Originally published 11/2/2003. Links were valid at time of publication.
Two events in as many weeks have brought to light some of the frightening aspects of governmental dominion over private individuals. The first, in Florida, involves the State’s mandate that Terri Shiavo be placed back upon a feeding tube despite her husband’s wishes. Second, this time in Georgia, involves the expulsion of an honor roll student whose fictional story – in a private diary – got her into trouble.
The Terri Shiavo case reached national attention when the Florida State legislature passed a bill that Jeb Bush immediately signed to re-insert the feeding tubes after a Florida Appeals Court had ruled in favor of the husband to remove them. The point that I make here is unrelated to the issue of euthanasia, right-to-die vs. right-to-live, or whether Michael Shiavo should be demonized or his in-laws lionized.
The important point here is how the State – in this case the State of Florida – intervened in what was essentially a private matter between two individual parties when there was no compelling public interest to do so. The Atlanta Journal-Constitution reported that several legal scholars were astounded at the Florida legislature’s chutzpah.
And rightly so. The legislature drafted a bill that was as narrowly scoped as possible. In other words, they have written the law specifically for Terri Shiavo’s situation, and therefore, written it specifically for Terri Shiavo.
At it’s most basic, this means that – under its own authority and initiative – the State has declared itself to “own” Terry Shiavo. Under this ownership, the State then has the right to determine – quite literally – whether or not she lives or dies. That the State chose she live has certainly pleased some people who don’t understand the implications of what the government has done.
If the State can author legislation to take ownership of a specific individual, it can author legislation to take ownership of any individual.
Such is the case in Roswell, Georgia, where 14-year old Rachel Boim was expelled from school for writing a short fictional story wherein a girl falls asleep in class and dreams that she kills a teacher. The story is accompanied by dozens of other drawings, poems, and short writing in Rachel’s private journal, but apparently this was the only story that captured the attention of teacher Travis Carr who confiscated the journal when Rachel brought it to class to share with a friend.
Carr took the journal home and read through the private musings of a 14-year-old girl. Who knows what kind of lascivious pleasure he derived from perusing the private thoughts of a pubescent girl entering the hormone-induced beginnings of womanhood? The same thought apparently occurred to Rachel, who was more worried about some of the poems she had written. The journal contained a whole range of musings, some light and “fluffy”, others somewhat dark and disturbing. Whatever his own questionable personal motives, he apparently found this particular story cause enough to have her pulled out of class by an armed police officer the following day.
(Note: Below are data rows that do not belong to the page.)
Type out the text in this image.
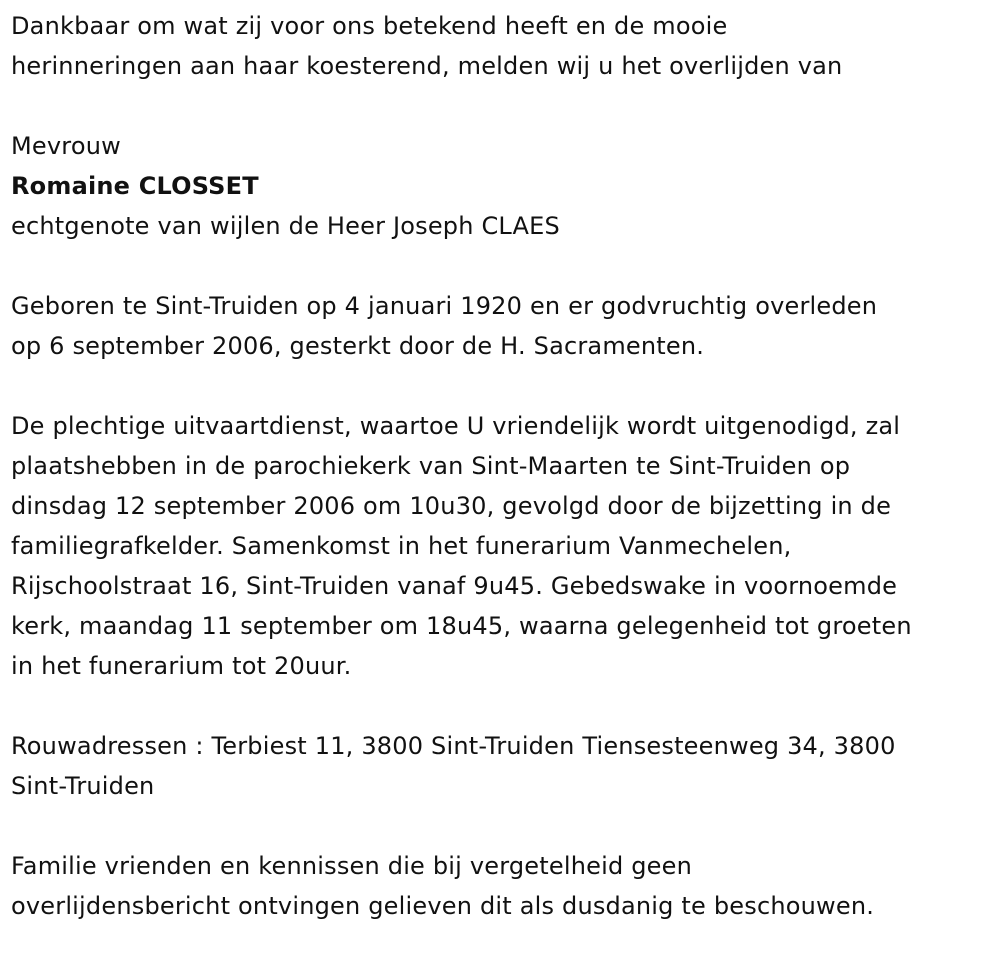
Dankbaar om wat zij voor ons betekend heeft en de mooie
herinneringen aan haar koesterend, melden wij u het overlijden van
Mevrouw
Romaine CLOSSET
echtgenote van wijlen de Heer Joseph CLAES
Geboren te Sint-Truiden op 4 januari 1920 en er godvruchtig overleden
op 6 september 2006, gesterkt door de H. Sacramenten.
De plechtige uitvaartdienst, waartoe U vriendelijk wordt uitgenodigd, zal
plaatshebben in de parochiekerk van Sint-Maarten te Sint-Truiden op
dinsdag 12 september 2006 om 10u30, gevolgd door de bijzetting in de
familiegrafkelder. Samenkomst in het funerarium Vanmechelen,
Rijschoolstraat 16, Sint-Truiden vanaf 9u45. Gebedswake in voornoemde
kerk, maandag 11 september om 18u45, waarna gelegenheid tot groeten
in het funerarium tot 20uur.
Rouwadressen : Terbiest 11, 3800 Sint-Truiden Tiensesteenweg 34, 3800
Sint-Truiden
Familie vrienden en kennissen die bij vergetelheid geen
overlijdensbericht ontvingen gelieven dit als dusdanig te beschouwen.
Rachel was summarily suspended until a hearing could be held by the School Board. At the hearing, testimony on her behalf included Rachel’s parents, Georgia’s poet laureate and the editor of an Atlanta literary magazine, as well as written testimony from authors and other literary professionals. All of this was to no avail, as the School Board expelled the honor student.
A quick search on Google for Rachel Boim pulls up dozens of articles regarding the story, but not one seems to explore the motivation of Travis Carr for confiscating the journal in the first place.
In the twisted world of government schools, the priority appears to be punishing students for reading and writing, rather than teaching them those skills. As a former college professor, I can honestly say that the short essay that Rachel wrote to the Atlanta Journal Constitution was far more coherent and grammatically correct than easily 80% of my college juniors and seniors. Without question this comes from the practice she got from writing in her journal (among other writings, of course).
Nevertheless, there has yet to be any uproar over Travis Carr’s fascist right to confiscate the journal in the first place. In the context of the classroom, certainly two girls sharing a diary moment would warrant a warning to put the journal away. If confiscation was necessary, why wasn’t the journal returned at the end of the class period? The end of the day? Why was it necessary to take the girl’s private journal home to read in its entirety?
The presumptuousness on the part of the teacher that such an invasion of personal privacy is couched in the belief that the students in government schools are owned by the schools. While it is true that the Supreme Court has ruled that the constitutional rights of citizens in their entirety do not extend to children, the impact of this behavior can be projected. A student who grows up expecting that no privacy or freedom is to be had cannot be expected to resist when government claims ownership over (as in the case of Terri Shiavo) an individual’s life and death.
Okay, so what? So Rachel Boim was expelled from school. So Terri Shiavo lives like a turnip on the taxpayer’s pocketbook. What does that have to do with me (I hear you say). Living in a country as a free person where one individual is perceived to be owned by government is like trying to swim in the non-peeing section of the pool: eventually you will be affected.